Looking back, I can see that much of their conversation, or arguments I should say, about public events was bullshit derived from the opinion columns of one or another of the New York tabloids.They were all for the little guy, but doted on the rich. They were casual, cheerful bigots. Many or their grievances involved the deplorable behavior of some non-Euro-American eth, invariably referred to by one of the colorful epithets so characteristic of American speech. The one thing they positively hated was anyone from their own milieu putting on airs. The details of this talk have fled, of course, but I have an almost visceral memory of their tone. The elongated vowels (Pawkway, Yuuuge.); the self-testimonials (believe you me; I’ll be honest with you; I guarantee you); the invective tossed at anyone in public life, sports especially: “that bum!,” “that miserable character!”

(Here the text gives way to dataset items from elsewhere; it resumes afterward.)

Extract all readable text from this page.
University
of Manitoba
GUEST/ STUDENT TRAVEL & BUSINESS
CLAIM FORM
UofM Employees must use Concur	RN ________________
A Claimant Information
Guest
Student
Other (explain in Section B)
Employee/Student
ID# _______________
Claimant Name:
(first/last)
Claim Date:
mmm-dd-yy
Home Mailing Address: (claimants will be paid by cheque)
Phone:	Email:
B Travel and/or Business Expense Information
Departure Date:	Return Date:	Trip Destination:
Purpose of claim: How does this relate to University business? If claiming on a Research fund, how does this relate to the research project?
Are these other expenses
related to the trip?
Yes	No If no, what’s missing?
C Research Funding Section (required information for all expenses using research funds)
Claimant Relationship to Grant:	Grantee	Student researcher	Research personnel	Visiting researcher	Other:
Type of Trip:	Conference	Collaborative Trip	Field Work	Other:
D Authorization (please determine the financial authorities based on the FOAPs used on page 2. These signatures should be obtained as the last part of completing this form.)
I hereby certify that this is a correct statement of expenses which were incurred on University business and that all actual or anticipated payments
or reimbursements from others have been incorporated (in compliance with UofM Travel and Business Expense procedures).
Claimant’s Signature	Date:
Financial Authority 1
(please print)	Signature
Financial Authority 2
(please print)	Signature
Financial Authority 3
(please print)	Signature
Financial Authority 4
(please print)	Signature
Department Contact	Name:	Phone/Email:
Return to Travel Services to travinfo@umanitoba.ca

In fact, my dad talked that way too, a somewhat more refined version of the same style. When I moved away from the city to lose myself in America I thought I had heard the last of that argot. I didn’t speak that way and neither did my peers. It was a generational thing. We had gone to upscale colleges and we now spoke like our professors or like people on television, the hip American demotic of our generation. Then there came “Yu-ehh fie-id” on my tv set. I guess I had lost touch with Mr Trump, having been out of town, but apparently he had made a bigger splash in the city than I had, my dad unaccountably having failed to leave me a quarter of a billion dollars, and now he was adding a reality show to his successes as a wrestling and beauty contest mogul. The rest is history, but the question remains: why does Mr Trump talk like a member of the previous generation?
Many observers have commented on how Mr Trump’s speech has changed over the last few decades, and this is true. He used to speak in sentences, like regular people, and express coherent thought. He was crass, people in the city thought, but charming and occasionally funny. He did not then refer to himself in the third person. More significant though, is the fact that he talks like my truck drivers of sixty years ago. It’s a little freaky, because when Mr Trump speaks I hear not an urban baby boomer but his father. People used to say that the Republicans were the Daddy party, but I don’t think they meant this. Some evil alchemy, it seems to me, has given us not Donald but Fred Trump as our president. Quite apart from any content, this makes it impossible for me to listen to him talking without the skin-crawling sensation that I am in contact with the dead.